Exxon Pushes Supreme Court to Stop Climate Probe

By Emily Cox
exxon climate change
Exxon refinery (flickr/airguy1988)

Exxon Mobil Corp. asked the U.S. Supreme Court on Monday to review the Massachusetts’ high court’s decision not to halt the state attorney general’s investigation into the company’s climate change statements, asserting that its tenuous connections to the state aren’t sufficient to give its attorney general jurisdiction.

In its petition for certiorari, Exxon said that state Attorney General Maura Healey’s probe and the Massachusetts Supreme Court’s ruling upholding it highlights an essential and unresolved question that has split lower courts over when a court can properly assert specific jurisdiction. Furthermore, the energy giant argues that the probe is a clear violation of its due process rights under the Constitution.
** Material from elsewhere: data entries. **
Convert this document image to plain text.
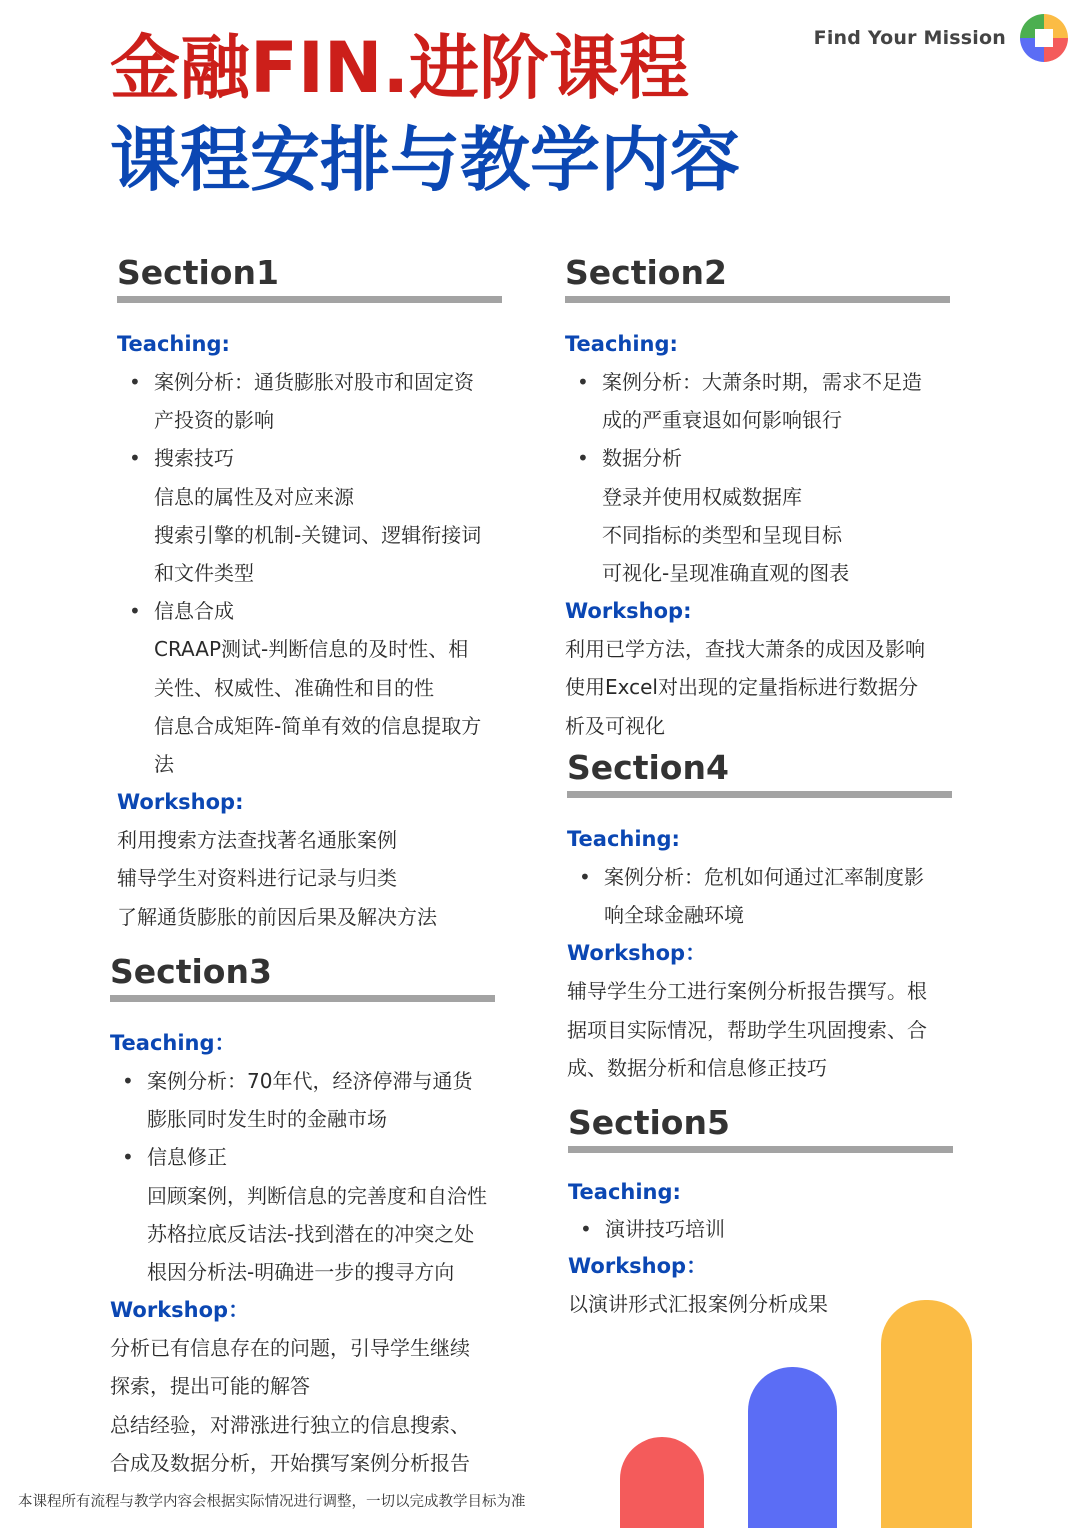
Find Your Mission
金融FIN.进阶课程
课程安排与教学内容
Section1
Teaching:
• 案例分析：通货膨胀对股市和固定资
产投资的影响
• 搜索技巧
信息的属性及对应来源
搜索引擎的机制-关键词、逻辑衔接词
和文件类型
• 信息合成
CRAAP测试-判断信息的及时性、相
关性、权威性、准确性和目的性
信息合成矩阵-简单有效的信息提取方
法
Workshop:
利用搜索方法查找著名通胀案例
辅导学生对资料进行记录与归类
了解通货膨胀的前因后果及解决方法
Section2
Teaching:
• 案例分析：大萧条时期，需求不足造
成的严重衰退如何影响银行
• 数据分析
登录并使用权威数据库
不同指标的类型和呈现目标
可视化-呈现准确直观的图表
Workshop:
利用已学方法，查找大萧条的成因及影响
使用Excel对出现的定量指标进行数据分
析及可视化
Section3
Teaching：
• 案例分析：70年代，经济停滞与通货
膨胀同时发生时的金融市场
• 信息修正
回顾案例，判断信息的完善度和自洽性
苏格拉底反诘法-找到潜在的冲突之处
根因分析法-明确进一步的搜寻方向
Workshop：
分析已有信息存在的问题，引导学生继续
探索，提出可能的解答
总结经验，对滞涨进行独立的信息搜索、
合成及数据分析，开始撰写案例分析报告
Section4
Teaching:
• 案例分析：危机如何通过汇率制度影
响全球金融环境
Workshop：
辅导学生分工进行案例分析报告撰写。根
据项目实际情况，帮助学生巩固搜索、合
成、数据分析和信息修正技巧
Section5
Teaching:
• 演讲技巧培训
Workshop：
以演讲形式汇报案例分析成果
本课程所有流程与教学内容会根据实际情况进行调整，一切以完成教学目标为准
Exxon Mobil, citing the Supreme Court’s 2017 ruling in Bristol-Myers Squibb v. Superior Court of California, maintains that Healey and the Supreme Judicial Court are sanctioning a far too “liberal” approach to specific jurisdiction, which may only be employed when the lawsuit “arises out of or relates to the defendant’s contacts with the forum.”

Exxon Mobil argued in Massachusetts court that Healey couldn’t assert personal jurisdiction over the Texas company simply because there are company-licensed gas stations in the state. Healey informed the company that her investigation was on the merits of potential violations of the states consumer protection law “through the marketing and/or sale of energy and other fossil fuel derived products.” However, Exxon countered that its advertising agreements with franchisees are not adequate enough to warrant the current investigation.

“In its brief analysis, the Supreme Judicial Court focused principally on potential ‘deceptive advertising to consumers,'” Exxon wrote. “But counsel for [Healey] had been refreshingly candid on that score, acknowledging that there was ‘nothing in the record … that indicates a specific advertisement to consumers’ concerning climate change, and thus nothing in the advertisements at issue that was itself deceptive.”

Exxon Says Jurisdictional Grounds Unrelated to Climate Probe

The energy company further noted that although its franchise brand fee agreements allow it to approve advertising, it has never actually exercised this right in Massachusetts.

Exxon also criticized the Supreme Judicial Court for its adoption of a “but-for” standard for personal jurisdiction. This standard allows for a court to consider a defendant’s state contacts, whatever they may be, as a “first step in a train of events” that eventually results in some injury to a plaintiff, “such that, but for the defendant’s contacts, the plaintiff would not have been injured.”

Massachusetts is not the only state that takes this approach to establishing personal jurisdiction. The Ninth Circuit and the Washington Supreme Court have established jurisdiction along these same lines. However, the company noted that the First, Third, Sixth, Seventh, and Eleventh circuits, as well as the Oregon Supreme Court take a decidedly stronger vantage point, ruling that something more than “but-for” causation is necessary before a court can assert specific jurisdiction.

Exxon Mobil said that these inherent differences in interpretation stem from the fact that the Supreme Court has never directly addressed the question and cited the court’s decisions in 1984’s Helicopteros Nacionales de Columbia v. Hall and 1991’s Carnival Cruise Lines v. Shute.

“That question is what type of relationship is required between a plaintiff’s claims and a defendant’s forum contacts in order to satisfy the constitutional requirement that the claims arise out of or relate to the contacts,” the petition said. “The court should make clear that an unexercised contractual right regarding a third-party’s in-forum behavior does not constitute a contact for purposes of the specific-jurisdiction inquiry.”

Exxon Climate Change Probe Raises Due Process Issues

Exxon indicates that the Supreme Judicial Court’s decision also raises serious due process issues. Referencing Bristol-Myers, the company asserted that the high court “has emphasized the need to delineate appropriate exercises of specific jurisdiction from those that are ‘loose and spurious forms of general jurisdiction.'”

The company said that the Massachusetts’ court findings ignored the high court’s previous statements that indicate that to establish a “minimum” contact with a state, a plaintiff must show “that the defendant has purposefully directed his activities toward the forum, and … that the litigation arises out of or relates to those activities.”

“While this court has not articulated a definitive test for relatedness, it has sought to ‘ensure that a defendant will not be haled into a jurisdiction solely as a result of random, fortuitous, or attenuated contacts,'” Exxon wrote.

The company also said that any connection between a defendant’s conduct and the state needs to be “substantial.”